Questions about the purposeful and unjustified bashing of these islands grandly designed by departing helmsman at Interior’s OIA (Allen Stayman) is the quiet but dominant queries in our mind: Is this basic precepts of American Democracy? Is this another American Experiment–build an economy based on the free enterprise system–then return with an army of detractors to ruin it altogether? What about the battle cry for “equal representation” in the US Congress or some form of representation that grants credence and prominence to participatory democracy?
Coupled with the vicious assault on the local economy by the Asian Crisis, the NMI’s efforts to forge a brighter tomorrow for both its people and guests is equally dimmed by the instability wrought by a major shift in federal policy that is reluctant to listen to the sentiments of the local governance.
So much for self-government or the so-called participatory democracy. The sum of it all is the dizzying scheme of purposeful exclusion on basically every front as we listen to President Clinton’s umpteen speeches about the “economic good times” and his apparent insincerity to ensure that “nobody’s left behind”.
If anything, the responsible thing to do as we go through the course of this historic occasion in American History is for Washington to equally remember the sacrifice of our grandparents when the hostilities of WWII descended on these islands more than 50 years ago. In 1975, President Ford signed the Covenant Agreement and inherent in this sacred document is the sacrifice of our giving up all that we are with fervent hope that the new relationship would guide us into assimilation with our mother country’s economic community.

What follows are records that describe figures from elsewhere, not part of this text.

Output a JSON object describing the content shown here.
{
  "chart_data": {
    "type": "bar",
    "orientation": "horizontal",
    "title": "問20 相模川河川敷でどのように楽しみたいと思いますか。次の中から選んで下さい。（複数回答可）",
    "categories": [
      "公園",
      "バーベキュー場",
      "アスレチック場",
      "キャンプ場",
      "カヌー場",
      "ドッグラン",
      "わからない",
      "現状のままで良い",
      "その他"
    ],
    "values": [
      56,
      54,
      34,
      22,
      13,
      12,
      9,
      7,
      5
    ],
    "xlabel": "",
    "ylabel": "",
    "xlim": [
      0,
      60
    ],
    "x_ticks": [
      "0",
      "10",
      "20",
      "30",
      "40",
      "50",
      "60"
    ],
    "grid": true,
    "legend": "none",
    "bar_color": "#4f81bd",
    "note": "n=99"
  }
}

There’s still hope in the trust that we’ve placed unequivocally in all that our country stands for however browbeaten we may be by the agenda of special interest groups. We hope too that as the last Fourth of July recedes into history in this millennium that our detractors would reinvent their mind set to take up more salient issues such as granting this group of US Citizens or Americans “equal representation” in the most powerful chambers on earth.
Let us join hands and walk side by side to make our country even greater as we head to meet the challenges of the next millennium. Happy Birthday “America the Beautiful” and let “freedom ring from sea to shining sea”. Si Yuus Maase` yan ghilisow!